Cansu Erdogan¹Cesar Alan Contreras¹Alireza Rastegarpanah^2*Manolis Chiou³Rustam Stolkin¹

• ¹University of Birmingham, Birmingham, United Kingdom
• ²Aston University, Birmingham, United Kingdom
• ³Queen Mary University of London, London, United Kingdom

This paper addresses intent‑driven task planning, for complex multi-action manipulation sequences in heterogeneous multi‑robot cells. Given a perception back-end that outputs a structured object‑level scene description, and a human operator’s natural‑language intent, we generate a precedence‑consistent object‑level robot-action sequence, which can then be executed by passing each such action to a lower-level motion planning module.

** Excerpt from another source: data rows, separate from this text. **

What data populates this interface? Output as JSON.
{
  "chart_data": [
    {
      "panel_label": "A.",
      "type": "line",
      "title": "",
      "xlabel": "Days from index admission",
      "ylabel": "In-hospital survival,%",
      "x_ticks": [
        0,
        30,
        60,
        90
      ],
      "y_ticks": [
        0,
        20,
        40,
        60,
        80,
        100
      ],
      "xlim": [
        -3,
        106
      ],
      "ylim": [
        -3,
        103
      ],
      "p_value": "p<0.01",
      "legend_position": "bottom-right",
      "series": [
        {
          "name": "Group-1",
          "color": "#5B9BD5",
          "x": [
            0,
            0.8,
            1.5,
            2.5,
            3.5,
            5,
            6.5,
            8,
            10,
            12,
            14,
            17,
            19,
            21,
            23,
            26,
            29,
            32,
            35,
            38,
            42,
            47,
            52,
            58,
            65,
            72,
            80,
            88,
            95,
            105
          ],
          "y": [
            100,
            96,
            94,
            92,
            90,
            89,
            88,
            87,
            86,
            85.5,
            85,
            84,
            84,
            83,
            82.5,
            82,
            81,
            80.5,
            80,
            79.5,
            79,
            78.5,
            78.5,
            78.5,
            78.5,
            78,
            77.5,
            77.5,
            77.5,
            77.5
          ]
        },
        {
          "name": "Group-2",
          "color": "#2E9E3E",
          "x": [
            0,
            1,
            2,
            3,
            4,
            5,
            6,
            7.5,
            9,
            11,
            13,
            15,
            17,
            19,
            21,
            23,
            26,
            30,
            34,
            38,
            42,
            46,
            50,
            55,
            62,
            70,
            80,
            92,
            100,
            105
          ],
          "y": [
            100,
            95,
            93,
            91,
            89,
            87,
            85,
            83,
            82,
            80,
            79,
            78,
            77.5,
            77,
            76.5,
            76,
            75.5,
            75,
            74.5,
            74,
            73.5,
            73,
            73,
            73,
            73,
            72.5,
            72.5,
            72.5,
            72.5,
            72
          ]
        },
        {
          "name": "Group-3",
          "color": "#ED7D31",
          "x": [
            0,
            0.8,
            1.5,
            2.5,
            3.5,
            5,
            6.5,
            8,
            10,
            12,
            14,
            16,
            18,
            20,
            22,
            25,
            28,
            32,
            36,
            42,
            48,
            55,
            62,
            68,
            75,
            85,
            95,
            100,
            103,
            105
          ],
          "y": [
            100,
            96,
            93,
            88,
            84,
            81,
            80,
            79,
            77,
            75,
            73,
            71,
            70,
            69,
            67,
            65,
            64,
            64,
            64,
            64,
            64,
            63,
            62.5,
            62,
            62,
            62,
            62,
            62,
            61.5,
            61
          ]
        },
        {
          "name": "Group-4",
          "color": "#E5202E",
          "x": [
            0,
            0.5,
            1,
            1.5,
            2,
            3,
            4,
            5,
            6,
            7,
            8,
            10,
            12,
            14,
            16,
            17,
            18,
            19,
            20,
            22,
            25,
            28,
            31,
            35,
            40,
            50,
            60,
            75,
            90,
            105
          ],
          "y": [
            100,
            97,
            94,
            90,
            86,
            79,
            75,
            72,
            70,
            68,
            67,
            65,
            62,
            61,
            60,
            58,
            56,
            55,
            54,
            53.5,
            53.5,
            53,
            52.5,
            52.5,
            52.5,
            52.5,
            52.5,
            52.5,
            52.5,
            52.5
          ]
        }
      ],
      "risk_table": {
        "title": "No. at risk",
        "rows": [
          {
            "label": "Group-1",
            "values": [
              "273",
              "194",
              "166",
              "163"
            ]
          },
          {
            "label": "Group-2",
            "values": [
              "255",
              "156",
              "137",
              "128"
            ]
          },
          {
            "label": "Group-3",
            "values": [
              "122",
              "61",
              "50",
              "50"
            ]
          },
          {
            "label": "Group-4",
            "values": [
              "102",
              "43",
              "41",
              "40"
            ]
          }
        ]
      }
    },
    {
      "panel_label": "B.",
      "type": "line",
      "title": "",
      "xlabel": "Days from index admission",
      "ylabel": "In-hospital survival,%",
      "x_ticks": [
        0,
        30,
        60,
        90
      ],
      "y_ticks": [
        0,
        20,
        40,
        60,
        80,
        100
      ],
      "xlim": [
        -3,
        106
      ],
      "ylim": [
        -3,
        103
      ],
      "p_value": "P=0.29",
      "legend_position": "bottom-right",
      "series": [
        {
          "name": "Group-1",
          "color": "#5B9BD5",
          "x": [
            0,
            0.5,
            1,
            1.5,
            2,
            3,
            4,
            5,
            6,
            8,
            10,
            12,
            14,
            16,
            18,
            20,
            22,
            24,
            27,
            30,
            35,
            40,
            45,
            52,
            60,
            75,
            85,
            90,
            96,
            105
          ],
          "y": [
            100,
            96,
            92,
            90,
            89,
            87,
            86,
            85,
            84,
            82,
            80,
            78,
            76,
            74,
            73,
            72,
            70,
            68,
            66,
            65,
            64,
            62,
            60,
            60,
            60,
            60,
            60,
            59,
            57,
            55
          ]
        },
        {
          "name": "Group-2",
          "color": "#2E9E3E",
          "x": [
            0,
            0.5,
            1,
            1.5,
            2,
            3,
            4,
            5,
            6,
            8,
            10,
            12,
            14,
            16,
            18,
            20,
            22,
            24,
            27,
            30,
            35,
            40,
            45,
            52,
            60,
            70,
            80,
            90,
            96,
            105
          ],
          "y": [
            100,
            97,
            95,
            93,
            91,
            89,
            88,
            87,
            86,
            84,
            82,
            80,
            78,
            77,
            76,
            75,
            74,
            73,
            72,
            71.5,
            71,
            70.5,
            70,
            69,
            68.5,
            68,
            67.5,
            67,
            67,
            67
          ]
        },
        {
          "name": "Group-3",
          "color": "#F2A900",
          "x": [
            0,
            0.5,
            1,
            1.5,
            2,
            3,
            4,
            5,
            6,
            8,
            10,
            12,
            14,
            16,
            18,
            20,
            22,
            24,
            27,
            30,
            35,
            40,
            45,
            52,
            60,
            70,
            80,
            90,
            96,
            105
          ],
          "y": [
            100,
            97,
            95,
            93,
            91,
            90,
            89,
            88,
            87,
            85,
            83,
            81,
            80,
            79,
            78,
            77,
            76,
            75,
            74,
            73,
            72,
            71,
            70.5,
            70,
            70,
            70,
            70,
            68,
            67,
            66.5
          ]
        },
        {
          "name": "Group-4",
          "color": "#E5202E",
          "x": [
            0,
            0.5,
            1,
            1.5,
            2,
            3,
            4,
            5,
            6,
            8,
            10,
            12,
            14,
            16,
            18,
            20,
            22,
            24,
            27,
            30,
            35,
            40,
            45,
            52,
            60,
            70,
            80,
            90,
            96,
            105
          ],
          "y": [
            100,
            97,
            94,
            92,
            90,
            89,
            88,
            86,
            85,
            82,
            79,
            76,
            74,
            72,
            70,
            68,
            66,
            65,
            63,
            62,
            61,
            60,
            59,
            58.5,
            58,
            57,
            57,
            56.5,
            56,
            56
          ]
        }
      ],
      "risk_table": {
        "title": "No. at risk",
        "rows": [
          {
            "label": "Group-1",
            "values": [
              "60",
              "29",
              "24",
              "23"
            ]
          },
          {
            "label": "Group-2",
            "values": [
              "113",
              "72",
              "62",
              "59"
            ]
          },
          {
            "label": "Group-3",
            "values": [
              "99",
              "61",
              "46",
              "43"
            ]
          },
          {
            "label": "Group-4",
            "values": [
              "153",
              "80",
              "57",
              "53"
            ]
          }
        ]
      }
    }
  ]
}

The pipeline integrates: (i) perception-to-text scene encoding, (ii) an ensemble of large language models (LLMs) that generate candidate action sequences based on the operator's intent, (iii) an LLM-based verifier that enforces formatting and precedence constraints, and (iv) a deterministic consistency filter that rejects hallucinated objects. The pipeline is evaluated on an example task in which two robot arms work collaboratively to dismantle an Electric Vehicle battery for recycling applications. A variety of components must be grasped and removed in specific sequences, determined by human instructions and/or by task-order feasibility decisions made by the autonomous system. On 200 real scenes with 600 operator prompts across five component classes, we used metrics of full-sequence correctness and next-task correctness to evaluate and compare five LLM-based planners (including ablation analyses of pipeline components). We also evaluated the LLM-based human interface in terms of time to execution and NASA TLX with human participant experiments. On 200 real scenes and 600 prompts, full‑sequence correctness improves from 0.761 (single LLM) to 0.824 (6‑LLM + verifier + deterministic filter), and next‑object correctness improves from 0.866 to 0.894. Results in our case study indicate that our ensemble-with-verification approach reliably maps operator intent to safe multi-robot plans while maintaining low user effort.